Update Schedule

There was once an update schedule. It lived a good life, a peaceful life. A quiet life. But then... things began to change. It became more and more erratic, sometimes completely disobeying its very reason for existance. And at last, the update schedule could take no more. It cast off its chains and went free, seeking new lands where it would be appreciated. This message it left where once it had lived, to warn other schedules of the peril.

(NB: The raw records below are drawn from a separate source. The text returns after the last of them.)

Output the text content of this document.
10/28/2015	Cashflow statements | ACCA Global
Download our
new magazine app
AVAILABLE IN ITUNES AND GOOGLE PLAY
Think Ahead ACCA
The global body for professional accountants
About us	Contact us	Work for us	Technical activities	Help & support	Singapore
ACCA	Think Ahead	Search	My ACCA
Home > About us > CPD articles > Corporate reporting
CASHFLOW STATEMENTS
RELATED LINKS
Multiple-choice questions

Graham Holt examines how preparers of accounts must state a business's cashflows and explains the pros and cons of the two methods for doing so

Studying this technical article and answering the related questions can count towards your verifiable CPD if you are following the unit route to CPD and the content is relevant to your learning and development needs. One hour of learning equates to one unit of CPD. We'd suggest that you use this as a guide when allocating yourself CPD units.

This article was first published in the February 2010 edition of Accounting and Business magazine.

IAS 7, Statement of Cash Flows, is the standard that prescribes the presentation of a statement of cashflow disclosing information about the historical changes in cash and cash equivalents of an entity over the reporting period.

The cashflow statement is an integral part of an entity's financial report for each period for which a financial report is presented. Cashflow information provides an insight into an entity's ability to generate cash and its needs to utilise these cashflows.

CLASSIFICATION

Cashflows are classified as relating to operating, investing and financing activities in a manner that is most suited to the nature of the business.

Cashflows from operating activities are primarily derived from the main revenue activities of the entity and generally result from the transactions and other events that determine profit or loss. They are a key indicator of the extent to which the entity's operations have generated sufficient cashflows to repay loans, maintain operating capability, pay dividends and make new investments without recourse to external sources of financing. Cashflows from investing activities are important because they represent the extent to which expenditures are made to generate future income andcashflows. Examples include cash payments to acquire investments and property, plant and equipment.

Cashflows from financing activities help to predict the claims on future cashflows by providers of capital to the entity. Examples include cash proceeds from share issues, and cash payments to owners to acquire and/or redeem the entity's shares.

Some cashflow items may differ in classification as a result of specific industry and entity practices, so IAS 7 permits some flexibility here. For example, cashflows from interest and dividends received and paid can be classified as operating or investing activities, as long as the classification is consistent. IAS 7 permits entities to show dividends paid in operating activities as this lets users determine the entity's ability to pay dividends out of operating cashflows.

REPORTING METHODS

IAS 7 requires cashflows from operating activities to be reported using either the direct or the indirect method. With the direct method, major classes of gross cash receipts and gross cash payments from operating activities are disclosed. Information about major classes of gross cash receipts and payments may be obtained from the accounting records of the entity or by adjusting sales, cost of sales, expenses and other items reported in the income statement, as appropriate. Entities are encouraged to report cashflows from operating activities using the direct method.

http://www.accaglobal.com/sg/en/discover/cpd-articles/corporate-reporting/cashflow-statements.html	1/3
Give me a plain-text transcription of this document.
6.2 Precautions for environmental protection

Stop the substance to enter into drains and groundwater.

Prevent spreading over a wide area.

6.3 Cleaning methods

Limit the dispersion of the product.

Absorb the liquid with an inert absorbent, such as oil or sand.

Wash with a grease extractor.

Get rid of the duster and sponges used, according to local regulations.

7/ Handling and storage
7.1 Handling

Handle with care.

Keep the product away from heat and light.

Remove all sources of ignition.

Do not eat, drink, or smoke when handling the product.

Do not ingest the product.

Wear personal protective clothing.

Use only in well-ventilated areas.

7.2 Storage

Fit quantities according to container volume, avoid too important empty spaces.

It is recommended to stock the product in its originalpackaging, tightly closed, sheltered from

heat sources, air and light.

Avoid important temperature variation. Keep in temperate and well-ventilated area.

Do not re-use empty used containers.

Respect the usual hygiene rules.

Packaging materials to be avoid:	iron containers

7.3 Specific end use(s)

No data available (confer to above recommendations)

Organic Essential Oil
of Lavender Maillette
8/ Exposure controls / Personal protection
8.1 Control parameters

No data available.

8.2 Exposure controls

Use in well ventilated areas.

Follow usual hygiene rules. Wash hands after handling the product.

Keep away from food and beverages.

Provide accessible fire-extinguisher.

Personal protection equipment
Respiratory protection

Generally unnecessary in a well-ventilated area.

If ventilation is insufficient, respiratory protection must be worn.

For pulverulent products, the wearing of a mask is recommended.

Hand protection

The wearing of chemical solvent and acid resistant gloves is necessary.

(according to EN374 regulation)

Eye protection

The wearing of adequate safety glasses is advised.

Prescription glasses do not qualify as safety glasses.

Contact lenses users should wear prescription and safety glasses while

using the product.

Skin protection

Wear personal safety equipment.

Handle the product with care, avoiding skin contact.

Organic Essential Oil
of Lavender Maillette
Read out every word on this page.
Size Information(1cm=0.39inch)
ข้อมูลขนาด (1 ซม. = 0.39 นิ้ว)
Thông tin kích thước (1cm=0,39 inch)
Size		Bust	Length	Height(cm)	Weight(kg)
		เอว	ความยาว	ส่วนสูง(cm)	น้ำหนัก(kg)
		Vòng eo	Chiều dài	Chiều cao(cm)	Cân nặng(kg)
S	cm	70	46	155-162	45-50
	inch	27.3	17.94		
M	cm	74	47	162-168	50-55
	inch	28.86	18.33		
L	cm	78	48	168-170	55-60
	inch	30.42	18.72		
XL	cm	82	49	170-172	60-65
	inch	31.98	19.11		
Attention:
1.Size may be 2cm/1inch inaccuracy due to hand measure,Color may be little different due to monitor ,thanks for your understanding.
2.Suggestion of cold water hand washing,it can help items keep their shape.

Thursday, December 11, 2014

Day Three of Editing: Hanging in There

Can I ask you a very important question? Well, you can't really stop me, can you? So here goes:
What is wrong with Kelsea?
Has there been a single male character that she hasn't found attractive aside from her adoptive father? What's with her and the Fetch? He kidnapped you, Kelsea. You knew him for a day. He's probably twenty years older than you. You should be thanking your lucky stars or whatever it is you do in your weird Dystopian Fantasy universe that you're not his type. You don't want to be his type. It's not a betrayal to try to capture him, it's something that will do great good for your kingdom by getting rid of a criminal. You know he's evil, right? For some reason all the poor people like him (don't know why, it specifically says that he doesn't give them the stuff he steals), but for the good of your country, kill him. You're not in love, you're just stupid.
Also, what are you doing with that sword? Put it down and go kill the Fetch instead. Start a war on your first day of queenship, Kelsea, there's the spirit. Do you know what a treaty is? It's a legally binding document. When you have one with a country that could crush you without noticing, you don't break it. Because if you do, you shortly won't even have a country. So please, go build new cages and apologize to the Red Queen or whatever it is her name is and send her her tribute, because if not then even more people will die.
Speaking of which, what's wrong with her? She's like those demons from the Mercedes Lackey/ James Mallory series, except on steroids. At least they didn't kill people for snoring. Satanic rituals= good reason for book character to kill someone. Snoring= weird hatred of snoring people by the author.

All of that means something very important: I'm reading a book. Well, an ebook, but it counts. I present to you The Queen of the Tearling, which I hope to mock in even greater detail later on. For now, just wince at the cover and know that the book deserves it.
Front Cover

Oh, and editing. Well, it's going okay. I'm going steadily insane, but that was only to be expected.
Editing comment of the day that proves this is literally driving me crazy:
Me: Does Adam have a split personality or something? Why does he talk to himself in the second person?
Me (in response): Because you do.
You can just see the sanity oozing out of that one.
It's actually kind of fun, though. Painful to read the old stuff, and I haven't actually gotten anywhere, but it is cool to see it kind of almost begin to sort of come together.

And that's all for today, please enjoy this convoluted blog post.